La Belgique s’apprête à franchir un cap fiscal majeur : à partir du 1er janvier 2026, un impôt sur les plus-values mobilières sera instauré. Ce basculement marque une rupture dans la politique fiscale belge, en intégrant dans le champ de l’impôt l’un des derniers pans non imposés du patrimoine privé des particuliers.

Le nouveau régime concernera les personnes physiques ainsi que les personnes morales assujetties à l’impôt des personnes morales (telles que les associations et fondations). Certaines entités pouvant recevoir des dons fiscalement déductibles seront toutefois exonérées. Ce mécanisme instaure une taxation résiduelle, visant les revenus divers.

Les plus-values qui excèdent le cadre de la « gestion normale d’un patrimoine privé » (par exemple, les opérations spéculatives) resteront imposées comme revenus divers au taux de 33 %, conformément aux règles actuelles.


Actifs financiers visés

Les actifs, qu’ils soient détenus en Belgique ou à l’étranger, sont répartis en quatre catégories :

  1. Instruments financiers : actions, obligations, mais plus largement tous titres et valeurs mobilières transférables, y compris instruments dérivés, contrats et placements dans des organismes de placement collectif ;
  2. Contrats d’assurance : branches 21, 22, 23, 26 et 44 ;
  3. Crypto-actifs : couvrant les cryptomonnaies ainsi que toute représentation numérique d’une valeur ou d’un droit ;
  4. Devises : tout actif financier liquide, y compris l’or d’investissement.

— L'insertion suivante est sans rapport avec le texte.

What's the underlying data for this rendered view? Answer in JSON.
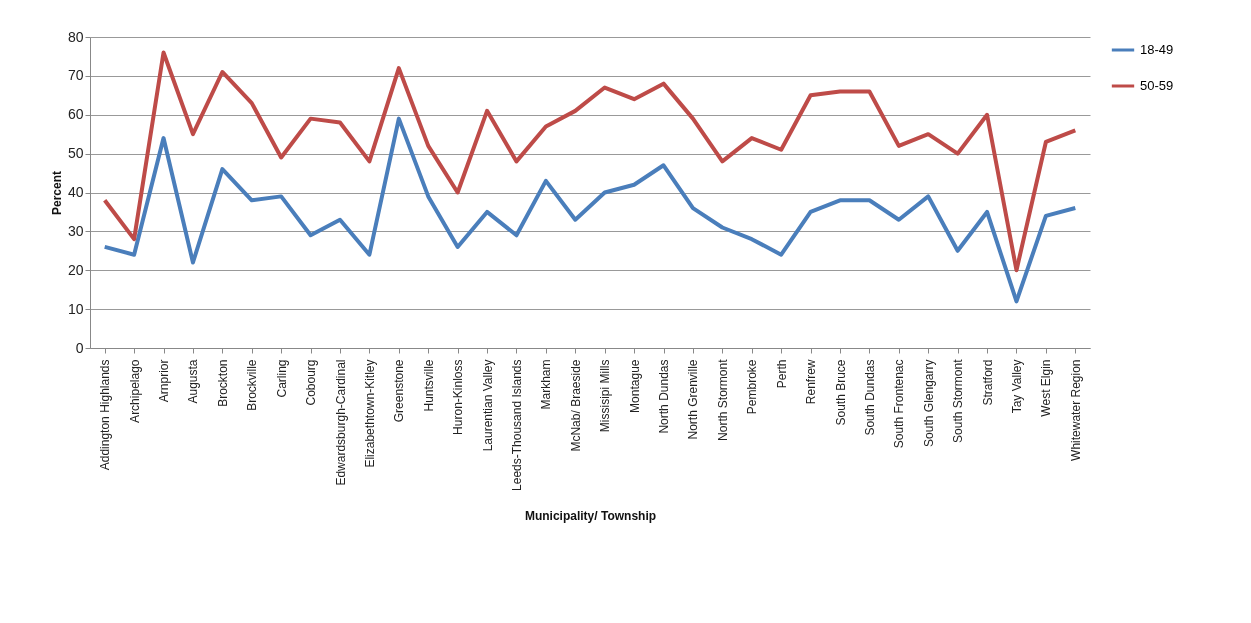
{
  "chart_data": {
    "type": "line",
    "xlabel": "Municipality/ Township",
    "ylabel": "Percent",
    "categories": [
      "Addington Highlands",
      "Archipelago",
      "Arnprior",
      "Augusta",
      "Brockton",
      "Brockville",
      "Carling",
      "Cobourg",
      "Edwardsburgh-Cardinal",
      "Elizabethtown-Kitley",
      "Greenstone",
      "Huntsville",
      "Huron-Kinloss",
      "Laurentian Valley",
      "Leeds-Thousand Islands",
      "Markham",
      "McNab/ Braeside",
      "Missisipi Mills",
      "Montague",
      "North Dundas",
      "North Grenville",
      "North Stormont",
      "Pembroke",
      "Perth",
      "Renfrew",
      "South Bruce",
      "South Dundas",
      "South Frontenac",
      "South Glengarry",
      "South Stormont",
      "Stratford",
      "Tay Valley",
      "West Elgin",
      "Whitewater Region"
    ],
    "series": [
      {
        "name": "18-49",
        "color": "#4a7ebb",
        "values": [
          26,
          24,
          54,
          22,
          46,
          38,
          39,
          29,
          33,
          24,
          59,
          39,
          26,
          35,
          29,
          43,
          33,
          40,
          42,
          47,
          36,
          31,
          28,
          24,
          35,
          38,
          38,
          33,
          39,
          25,
          35,
          12,
          34,
          36
        ]
      },
      {
        "name": "50-59",
        "color": "#be4b48",
        "values": [
          38,
          28,
          76,
          55,
          71,
          63,
          49,
          59,
          58,
          48,
          72,
          52,
          40,
          61,
          48,
          57,
          61,
          67,
          64,
          68,
          59,
          48,
          54,
          51,
          65,
          66,
          66,
          52,
          55,
          50,
          60,
          20,
          53,
          56
        ]
      }
    ],
    "ylim": [
      0,
      80
    ],
    "yticks": [
      0,
      10,
      20,
      30,
      40,
      50,
      60,
      70,
      80
    ],
    "grid": "y",
    "legend": "right",
    "marker": "none",
    "line_style": "solid"
  }
}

Restent exonérés certains produits de pension du 2e pilier (assurances-groupe) et du 3e pilier (épargne-pension). La « taxe Reynders » (article 19bis CIR 92) sur certains fonds obligataires ne sera pas supprimée et coexistera avec le nouvel impôt, ce qui pourrait entraîner une double imposition (30 % sur la composante intérêts et 10 % sur la plus-value).


Trois régimes de taxation

La réforme distingue trois régimes selon la nature de la plus-value et le type d’actif.

1. Plus-values internes

Les gains issus de cessions d’actions ou de certificats de parts bénéficiaires entre parties liées – lorsque le cédant exerce, seul ou avec des proches jusqu’au deuxième degré, un contrôle direct ou indirect sur l’acquéreur – seront imposés à 33 % (considérés comme résultant d’une « gestion anormale du patrimoine privé »). La notion de contrôle renvoie à l’article 1:14 du Code des sociétés et associations.

2. Participations substantielles

Les actionnaires détenant une participation significative (au moins 20 %) bénéficieront d’une exonération de 1.000.000 EUR tous les cinq ans. Les plus-values excédant ce seuil seront imposées selon les tranches progressives suivantes :

  • Entre 1.000.000 et 2.500.000 EUR : 1,25 %
  • Entre 2.500.000 et 5.000.000 EUR : 2,25 %
  • Entre 5.000.000 et 10.000.000 EUR : 5 %
  • Au-delà de 10.000.000 EUR : 10 %

Un taux de 16,5 % s’appliquera si la cession est réalisée au profit d’une personne morale non établie dans l’Espace économique européen. La participation substantielle sera appréciée individuellement, sans consolidation avec celles des membres de la famille.

3. Régime général

Toutes les autres plus-values sur actifs financiers visés seront imposées à 10 %. Une exonération annuelle de 10.000 EUR (montant indexé) sera accordée, sous réserve que le contribuable déclare ces gains. Les montants non utilisés pourront être reportés à concurrence de 1.000 EUR par an, avec un plafond de 15.000 EUR.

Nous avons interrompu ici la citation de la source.